Claude Erignac avait été abattu de trois balles dans la nuque le 6 février 1998, alors qu'il remontait seul, vers 21 heures, un trottoir d'Ajaccio pour rejoindre son épouse à un concert après avoir garé sa voiture. Quinze mois après son premier procès, Yvan Colonna doit être rejugé en appel à partir de lundi par une cour spécialement composée pour les affaires de terrorisme. Et quasiment à la veille de cette nouvelle audience, Dominique Erignac lui demande donc d'avoir "le courage d'avouer et de dire qu'il a tué mon mari".

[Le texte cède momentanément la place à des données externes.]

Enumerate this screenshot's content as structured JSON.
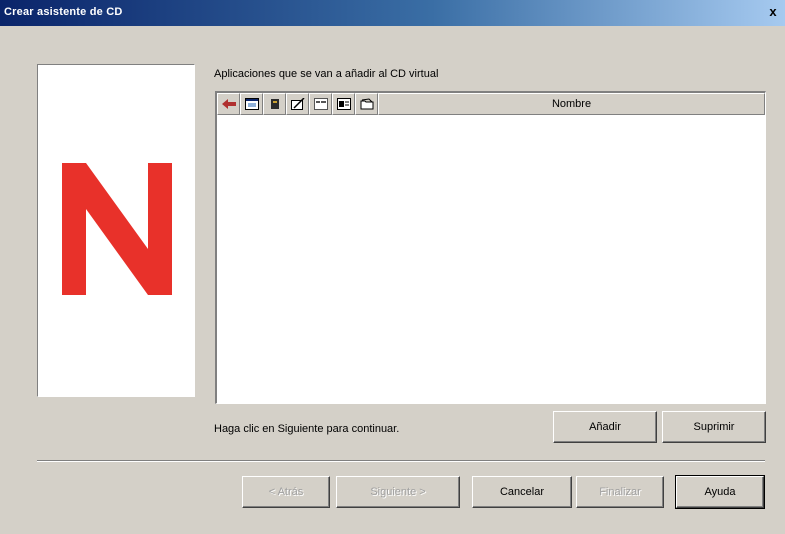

"Une mort qui n'a servi à rien"
"La mort est absurde en fait, parce qu'elle n'a servi à rien. Et ça, c'est quelque chose qui est difficile à supporter, d'avoir une mort qui ne sert à rien. Même eux (les membres du commando) ont dit qu'elle n'avait servi à rien", a-t-elle poursuivi. "Savoir pour nous, nous apaiserait et on repartirait de ce procès plus apaisé que la dernière fois".
Un tel aveu lui permettrait d'entamer un deuil jusqu'alors impossible. "Depuis onze ans, a-t-elle lancé à l'antenne d'Europe 1, je suis dans l'assassinat de mon mari. Onze ans, c'est beaucoup dans une vie. C'est par épisode : on arrive à reprendre une vie normale, et hop, on est rattrapé par le temps et par toute cette affaire. Et c'est très difficile à vivre".
Jusqu'à présent, Yvan Colonna s'est toujours dit étranger à l'assassinat du préfet Erignac. Lors de son procès, en première instance, il s'était même directement adressé à Dominique Erignac pour plaider sa cause : "ce n'est pas moi qui ai tué votre mari", avait-il lancé. "Je sais que c'est difficile pour vous de m'écouter, car cela fait huit ans et demi qu'on dit que je suis l'assassin. D'après ce que j'ai vu dans la presse, vous croyez toujours que c'est moi. Croyez bien que je compatis à votre douleur et que je respecte votre deuil".